Did get the same result, though used a different method..can someone verify?
I) Calculate height of the triangle - dropping an altitude to the base, the right triangle would be in the ratio of 1:sqrt(3):2. Since we have an equilateral triangle, the median from A would create a right triangle with one side (hyp) as 6, base as 3 (6/2) and therefore, height as 3*sqrt(3)
II)For an inscribed circle in an equilateral triangle, the center of the circle would coincide with the intersection of the medians of the triangle, the medians dividing themselves in a ratio of 1:2. So, the shorter median would be 1/3rd of the total median length. This would also be the radius of the circle = [3*sqrt(3)]/3 (from I) = sqrt(3)
III) Area of circle = pi*[sqrt(3)]^2 = pi*3
IV) Area of Triangle = 1/2*b*h = [1/2]*[6]*[3*sqrt(3)] = 9*sqrt(3)
V) Subtracting the two, Area of Tri - Area of Cir = 9*sqrt(3) - pi*3 = 3 [3sqrt(3) - pi]

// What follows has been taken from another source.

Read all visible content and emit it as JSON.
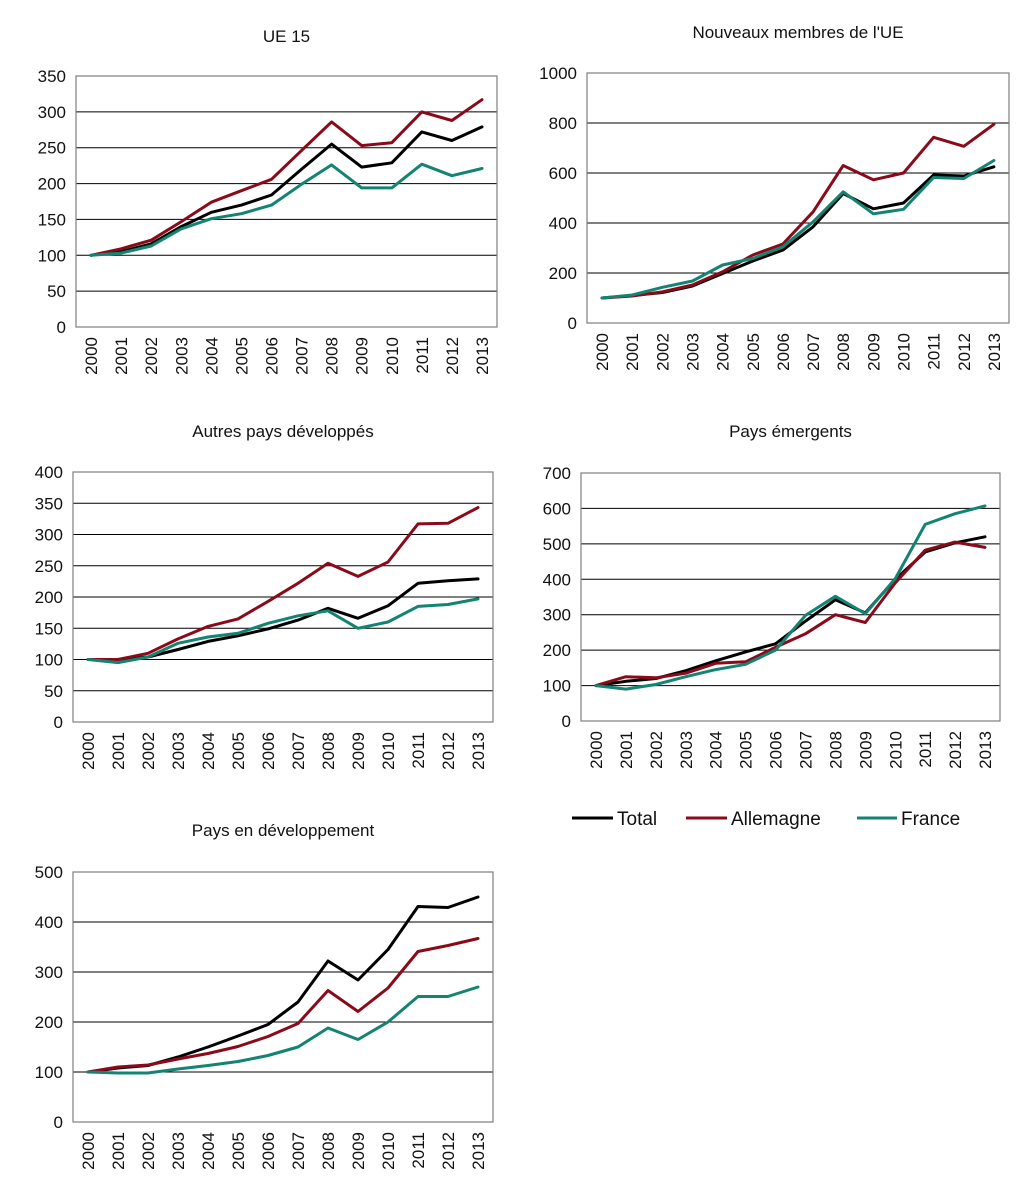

VI) Since all the figures are symmetric (Equilateral traingle and the circle inscribed, the three areas created by the vertices of the triangle and the minor arc of the circle would be the same. Hence, for one area, we divide this figure by three
= [3{3sqrt(3)} - pi] / 3 = 3sqrt(3) - pi
Makes sense? Or did I go wrong somewhere?